Before applying at Lyne I was mainly focusing on heightening my learning curve in the field of Machine learning and Neural networks, working on personal projects as well as semester projects. I knew I had to apply as soon as I read that it’s an opportunity to see what a career in Machine learning and Data Science, has always intrigued me.
The first round was resume shortlisting, I was then qualified for the first technical round in which I was given a few business problems and asked to come up with a technical solution that could solve them and a few technical questions regarding data normalization and machine learning algorithms, for instance, given a dataset having an imbalance between the different classes what are the techniques you would adapt to tackle it. The feedback after this round was very positive, so I had my hopes high.
The next round was an HR round where one of the Co-founders of Lyne was also present to help me understand the business objectives of all the work that happens at lyne. A few days after I was provided with the offer letter and assigned a reporting manager along with the list of tasks.

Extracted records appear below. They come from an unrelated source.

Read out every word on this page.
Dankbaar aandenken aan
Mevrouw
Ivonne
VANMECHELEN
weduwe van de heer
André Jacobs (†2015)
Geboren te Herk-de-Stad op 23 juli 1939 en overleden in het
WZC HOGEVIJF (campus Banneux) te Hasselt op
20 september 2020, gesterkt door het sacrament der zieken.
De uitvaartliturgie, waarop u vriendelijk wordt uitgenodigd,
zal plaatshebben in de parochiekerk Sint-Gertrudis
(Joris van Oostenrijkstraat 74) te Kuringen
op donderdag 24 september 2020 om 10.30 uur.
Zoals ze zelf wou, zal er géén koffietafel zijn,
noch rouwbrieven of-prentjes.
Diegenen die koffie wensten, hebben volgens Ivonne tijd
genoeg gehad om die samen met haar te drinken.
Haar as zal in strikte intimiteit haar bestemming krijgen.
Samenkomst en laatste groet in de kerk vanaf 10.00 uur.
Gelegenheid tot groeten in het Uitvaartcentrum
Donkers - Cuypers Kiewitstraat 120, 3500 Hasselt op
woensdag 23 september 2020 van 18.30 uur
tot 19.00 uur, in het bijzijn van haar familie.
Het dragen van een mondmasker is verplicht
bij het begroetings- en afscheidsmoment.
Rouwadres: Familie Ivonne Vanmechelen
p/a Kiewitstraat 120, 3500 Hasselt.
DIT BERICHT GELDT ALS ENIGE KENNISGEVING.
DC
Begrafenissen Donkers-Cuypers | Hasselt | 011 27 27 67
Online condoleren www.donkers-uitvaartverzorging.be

When I started in May, I felt so unprepared and worried — everyone I spoke to was telling me how different work would be from my coursework. As a person that prides herself on preparing for everything, the idea of adapting quickly really freaked me out, but I realized soon that what these people were saying is true! Much of your job is truly based on what you learn while working.
As students, we’ve all asked ourselves the age-old question: “When am I ever going to need this in the real world?”, most often during an exam cram session or a particularly difficult homework problem. This summer, I’ve found that we do need those things in the real world — just in a different capacity.
The first month was somewhat like a probation period where I had to go through a lot of documentation and already developed codes from the other colleagues working there and understand them and try to think of ways to optimize those. Next, I was assigned a task to normalize and clean a huge dataset containing data of people, during this project I was introduced to various new technologies such as AWS Glue and other AWS services designed to cater to ETL tasks. Then my next project was to develop a script that can be used to predict the work email of a person if he joins a particular company by using the syntax data generated. I am currently working on creating a custom trained to classify whether a company produces a podcast or not.
My internship experience was out of this world, and I am so happy I was able to get a taste of what the “real world” is going to be like in two years’ time. I made so many amazing friends, completed challenging and fulfilling work, and got to do what I love every single day. If you’re an engineer thinking about doing an internship or co-op, take the opportunity. You won’t regret it, I promise!